The MAC record holder for career receptions, wideout Eric Page had been expected to compete for a roster spot as a punt returner. But according to Mike Klis, Page suffered a torn ACL recently, while former Texas A&M corner Coryell Judie reportedly has a disc problem in his back.
Picking up from where we left off on Monday, let's take a closer look at the play of Eric Decker.
I found a good article by Matt Waldman about Decker from last July, in which he compares the wideout's skill set with that of teammate and fellow 2009 draftee Demaryius Thomas, along with a highlight film breakdown of the strengths of Decker’s game. I liked it, even though it's from a year ago, when people still had some understandable concerns about Thomas’s Achilles injury and his overall health.

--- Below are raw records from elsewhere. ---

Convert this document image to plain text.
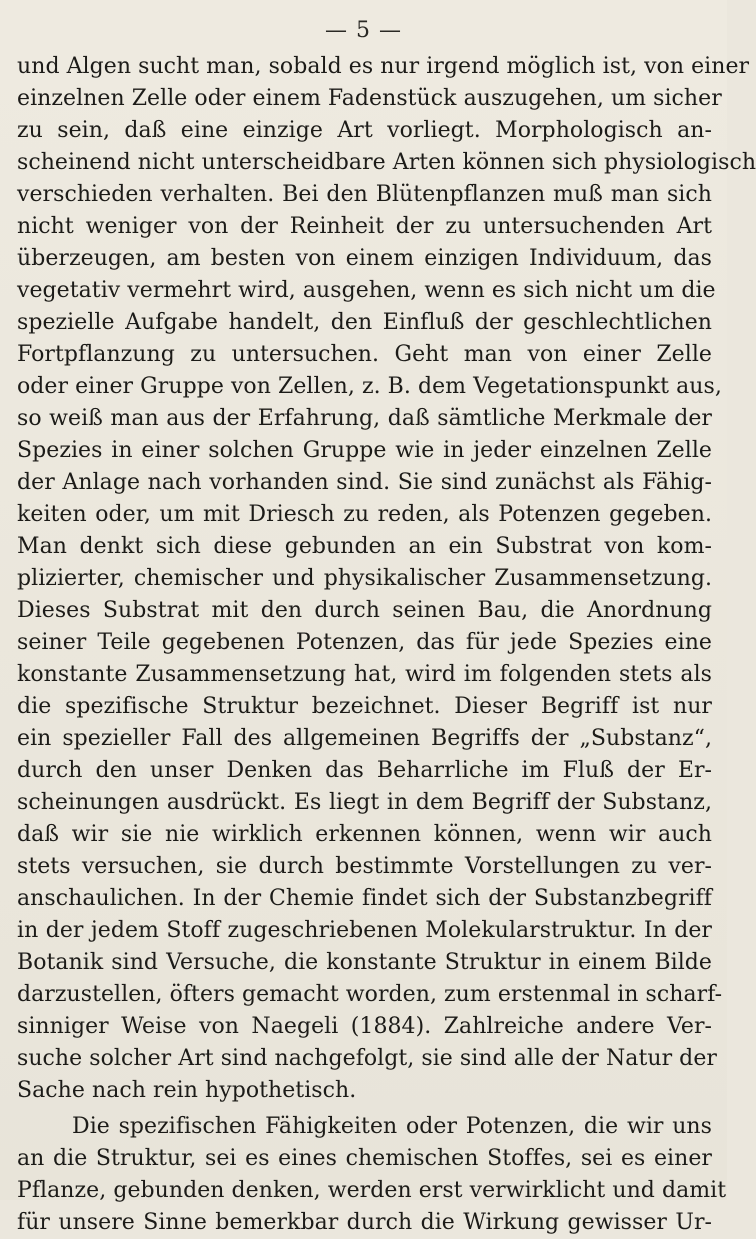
— 5 —
und Algen sucht man, sobald es nur irgend möglich ist, von einer
einzelnen Zelle oder einem Fadenstück auszugehen, um sicher
zu sein, daß eine einzige Art vorliegt. Morphologisch an-
scheinend nicht unterscheidbare Arten können sich physiologisch
verschieden verhalten. Bei den Blütenpflanzen muß man sich
nicht weniger von der Reinheit der zu untersuchenden Art
überzeugen, am besten von einem einzigen Individuum, das
vegetativ vermehrt wird, ausgehen, wenn es sich nicht um die
spezielle Aufgabe handelt, den Einfluß der geschlechtlichen
Fortpflanzung zu untersuchen. Geht man von einer Zelle
oder einer Gruppe von Zellen, z. B. dem Vegetationspunkt aus,
so weiß man aus der Erfahrung, daß sämtliche Merkmale der
Spezies in einer solchen Gruppe wie in jeder einzelnen Zelle
der Anlage nach vorhanden sind. Sie sind zunächst als Fähig-
keiten oder, um mit Driesch zu reden, als Potenzen gegeben.
Man denkt sich diese gebunden an ein Substrat von kom-
plizierter, chemischer und physikalischer Zusammensetzung.
Dieses Substrat mit den durch seinen Bau, die Anordnung
seiner Teile gegebenen Potenzen, das für jede Spezies eine
konstante Zusammensetzung hat, wird im folgenden stets als
die spezifische Struktur bezeichnet. Dieser Begriff ist nur
ein spezieller Fall des allgemeinen Begriffs der „Substanz“,
durch den unser Denken das Beharrliche im Fluß der Er-
scheinungen ausdrückt. Es liegt in dem Begriff der Substanz,
daß wir sie nie wirklich erkennen können, wenn wir auch
stets versuchen, sie durch bestimmte Vorstellungen zu ver-
anschaulichen. In der Chemie findet sich der Substanzbegriff
in der jedem Stoff zugeschriebenen Molekularstruktur. In der
Botanik sind Versuche, die konstante Struktur in einem Bilde
darzustellen, öfters gemacht worden, zum erstenmal in scharf-
sinniger Weise von Naegeli (1884). Zahlreiche andere Ver-
suche solcher Art sind nachgefolgt, sie sind alle der Natur der
Sache nach rein hypothetisch.
Die spezifischen Fähigkeiten oder Potenzen, die wir uns
an die Struktur, sei es eines chemischen Stoffes, sei es einer
Pflanze, gebunden denken, werden erst verwirklicht und damit
für unsere Sinne bemerkbar durch die Wirkung gewisser Ur-
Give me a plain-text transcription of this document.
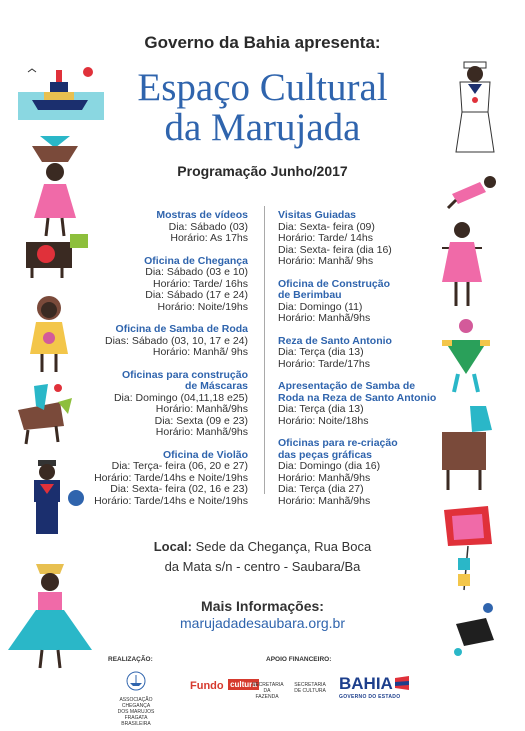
Governo da Bahia apresenta:
Espaço Cultural
da Marujada
Programação Junho/2017
Mostras de vídeos
Dia: Sábado (03)
Horário: As 17hs
Oficina de Chegança
Dia: Sábado (03 e 10)
Horário: Tarde/ 16hs
Dia: Sábado (17 e 24)
Horário: Noite/19hs
Oficina de Samba de Roda
Dias: Sábado (03, 10, 17 e 24)
Horário: Manhã/ 9hs
Oficinas para construção
de Máscaras
Dia: Domingo (04,11,18 e25)
Horário: Manhã/9hs
Dia: Sexta (09 e 23)
Horário: Manhã/9hs
Oficina de Violão
Dia: Terça- feira (06, 20 e 27)
Horário: Tarde/14hs e Noite/19hs
Dia: Sexta- feira (02, 16 e 23)
Horário: Tarde/14hs e Noite/19hs
Visitas Guiadas
Dia: Sexta- feira (09)
Horário: Tarde/ 14hs
Dia: Sexta- feira (dia 16)
Horário: Manhã/ 9hs
Oficina de Construção
de Berimbau
Dia: Domingo (11)
Horário: Manhã/9hs
Reza de Santo Antonio
Dia: Terça (dia 13)
Horário: Tarde/17hs
Apresentação de Samba de
Roda na Reza de Santo Antonio
Dia: Terça (dia 13)
Horário: Noite/18hs
Oficinas para re-criação
das peças gráficas
Dia: Domingo (dia 16)
Horário: Manhã/9hs
Dia: Terça (dia 27)
Horário: Manhã/9hs
Local: Sede da Chegança, Rua Boca
da Mata s/n - centro - Saubara/Ba
Mais Informações:
marujadadesaubara.org.br
REALIZAÇÃO:	APOIO FINANCEIRO:
ASSOCIAÇÃO CHEGANÇA DOS MARUJOS FRAGATA BRASILEIRA
Fundo cultura
SECRETARIA DA FAZENDA
SECRETARIA DE CULTURA BAHIA
GOVERNO DO ESTADO
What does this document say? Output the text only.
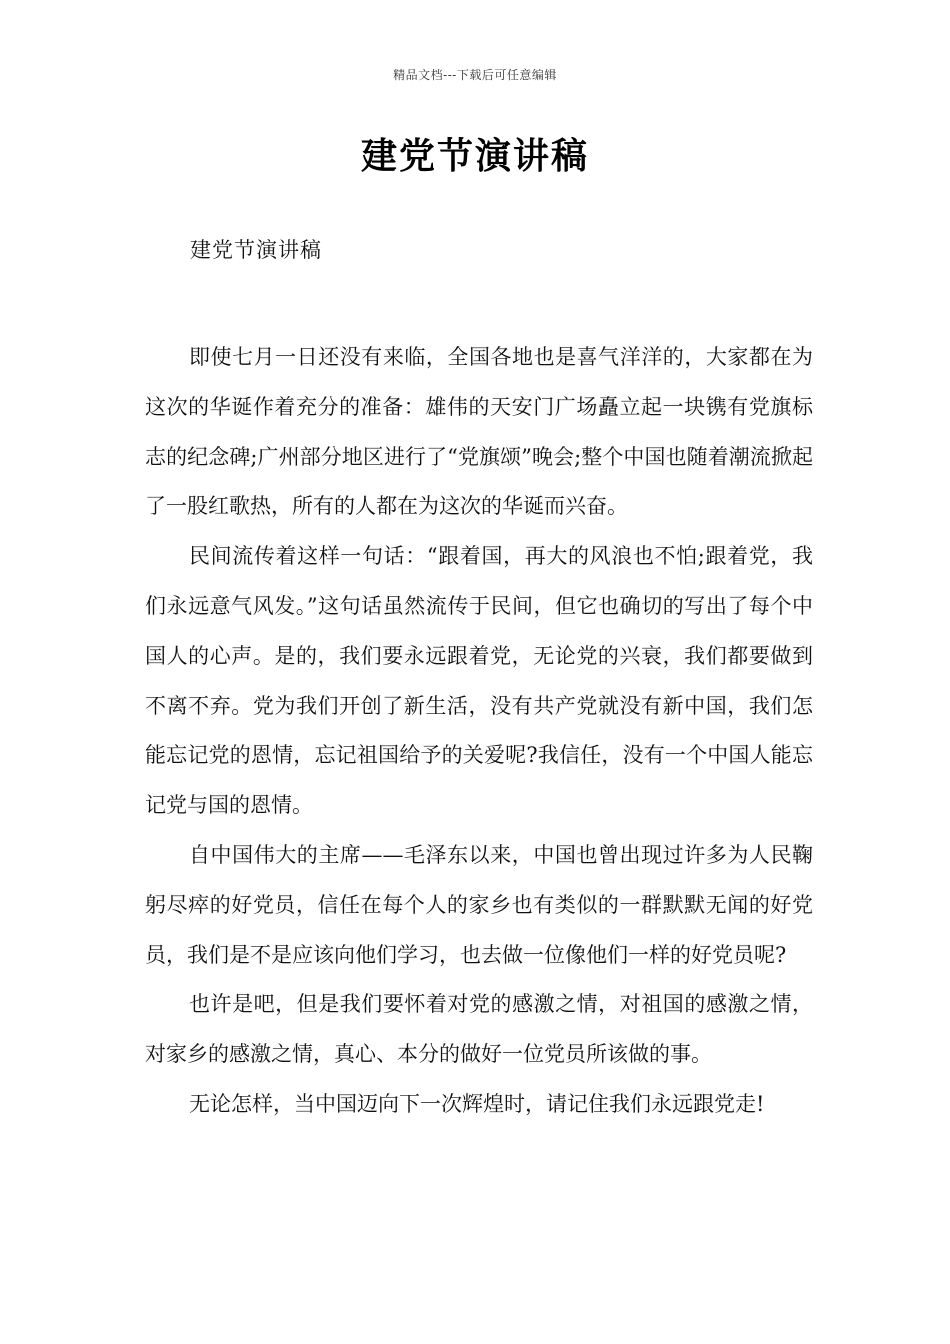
精品文档---下载后可任意编辑
建党节演讲稿

建党节演讲稿

即使七月一日还没有来临，全国各地也是喜气洋洋的，大家都在为这次的华诞作着充分的准备：雄伟的天安门广场矗立起一块镌有党旗标志的纪念碑;广州部分地区进行了“党旗颂”晚会;整个中国也随着潮流掀起了一股红歌热，所有的人都在为这次的华诞而兴奋。

民间流传着这样一句话：“跟着国，再大的风浪也不怕;跟着党，我们永远意气风发。”这句话虽然流传于民间，但它也确切的写出了每个中国人的心声。是的，我们要永远跟着党，无论党的兴衰，我们都要做到不离不弃。党为我们开创了新生活，没有共产党就没有新中国，我们怎能忘记党的恩情，忘记祖国给予的关爱呢?我信任，没有一个中国人能忘记党与国的恩情。

自中国伟大的主席——毛泽东以来，中国也曾出现过许多为人民鞠躬尽瘁的好党员，信任在每个人的家乡也有类似的一群默默无闻的好党员，我们是不是应该向他们学习，也去做一位像他们一样的好党员呢?

也许是吧，但是我们要怀着对党的感激之情，对祖国的感激之情，对家乡的感激之情，真心、本分的做好一位党员所该做的事。

无论怎样，当中国迈向下一次辉煌时，请记住我们永远跟党走!
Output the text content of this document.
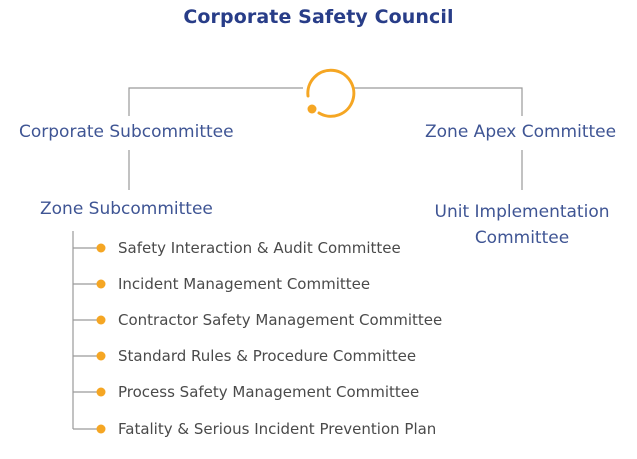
Corporate Safety Council
Corporate Subcommittee	Zone Apex Committee
Zone Subcommittee	Unit Implementation
Committee
Safety Interaction & Audit Committee
Incident Management Committee
Contractor Safety Management Committee
Standard Rules & Procedure Committee
Process Safety Management Committee
Fatality & Serious Incident Prevention Plan
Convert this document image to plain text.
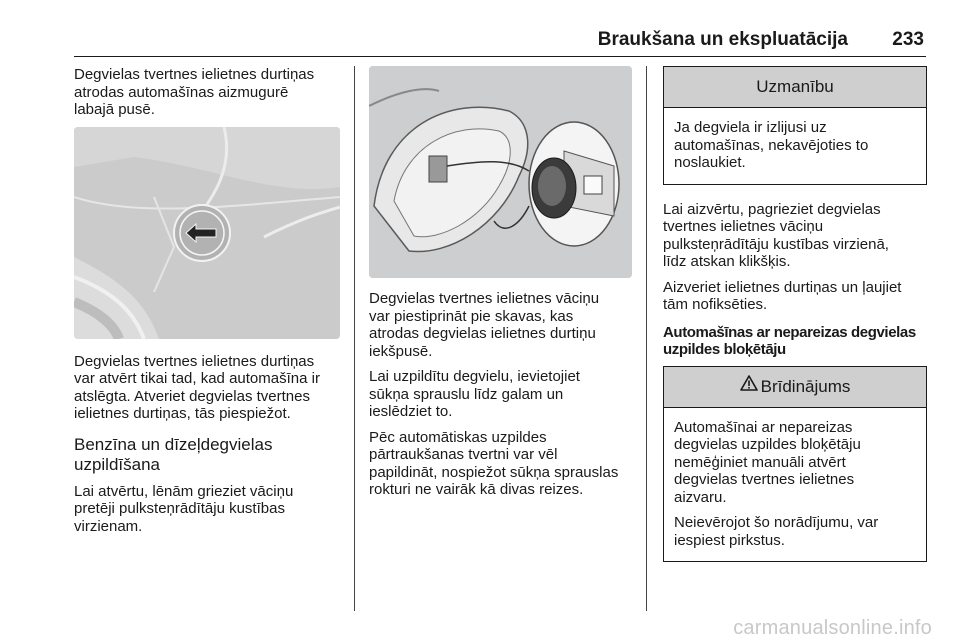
Braukšana un ekspluatācija 233

Degvielas tvertnes ielietnes durtiņas
atrodas automašīnas aizmugurē
labajā pusē.

Degvielas tvertnes ielietnes durtiņas
var atvērt tikai tad, kad automašīna ir
atslēgta. Atveriet degvielas tvertnes
ielietnes durtiņas, tās piespiežot.

Benzīna un dīzeļdegvielas
uzpildīšana

Lai atvērtu, lēnām grieziet vāciņu
pretēji pulksteņrādītāju kustības
virzienam.

Degvielas tvertnes ielietnes vāciņu
var piestiprināt pie skavas, kas
atrodas degvielas ielietnes durtiņu
iekšpusē.

Lai uzpildītu degvielu, ievietojiet
sūkņa sprauslu līdz galam un
ieslēdziet to.

Pēc automātiskas uzpildes
pārtraukšanas tvertni var vēl
papildināt, nospiežot sūkņa sprauslas
rokturi ne vairāk kā divas reizes.

Uzmanību

Ja degviela ir izlijusi uz
automašīnas, nekavējoties to
noslaukiet.

Lai aizvērtu, pagrieziet degvielas
tvertnes ielietnes vāciņu
pulksteņrādītāju kustības virzienā,
līdz atskan klikšķis.

Aizveriet ielietnes durtiņas un ļaujiet
tām nofiksēties.

Automašīnas ar nepareizas degvielas
uzpildes bloķētāju
Brīdinājums

Automašīnai ar nepareizas
degvielas uzpildes bloķētāju
nemēģiniet manuāli atvērt
degvielas tvertnes ielietnes
aizvaru.

Neievērojot šo norādījumu, var
iespiest pirkstus.

carmanualsonline.info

I don’t see much value in comparing the two to each other, beyond the sheer fun of perhaps passing an afternoon at a sunny table in the bar area of your friendly local brewpub, while sampling the offerings of the season. Much like those beers themselves, Decker and Thomas each have strengths and weaknesses. Broncos fans have yet to see both of them healthy and receiving passes from a top NFL quarterback.
Like most of us, I’m looking forward to the experience.
Good Morning, Broncos fans! During the team's annual shareholder meeting, Packers team president Mark Murphy offered some revealing comments regarding the possibility of an 18-game season:
Now, to be honest with you, I couldn't support a move to 18. I just think with all the focus on the player health and safety, it would be really hard to do that. . . . I would be in support of a move to two (preseason games) and 16. Reduce the number of preseason games.
We've talked about at the league level that it wasn't that long ago boxing was one of the most popular sports in America. And I think people just got turned off by the violence and the impact that it had on boxers. My concern in the long term is that parents look at the game and say, 'It's too violent, there's too many risks involved. I don't want my son playing the game.'
According to Mike Freeman, Murphy is far from alone in backing off a push for an 18-game schedule, and he hears this retreat has come in response to the lawsuits filed against the league by so many ex-players. Freeman says that not only the sheer volume of names, but also the prominence of them, has had a profound effect on the owners' outlook.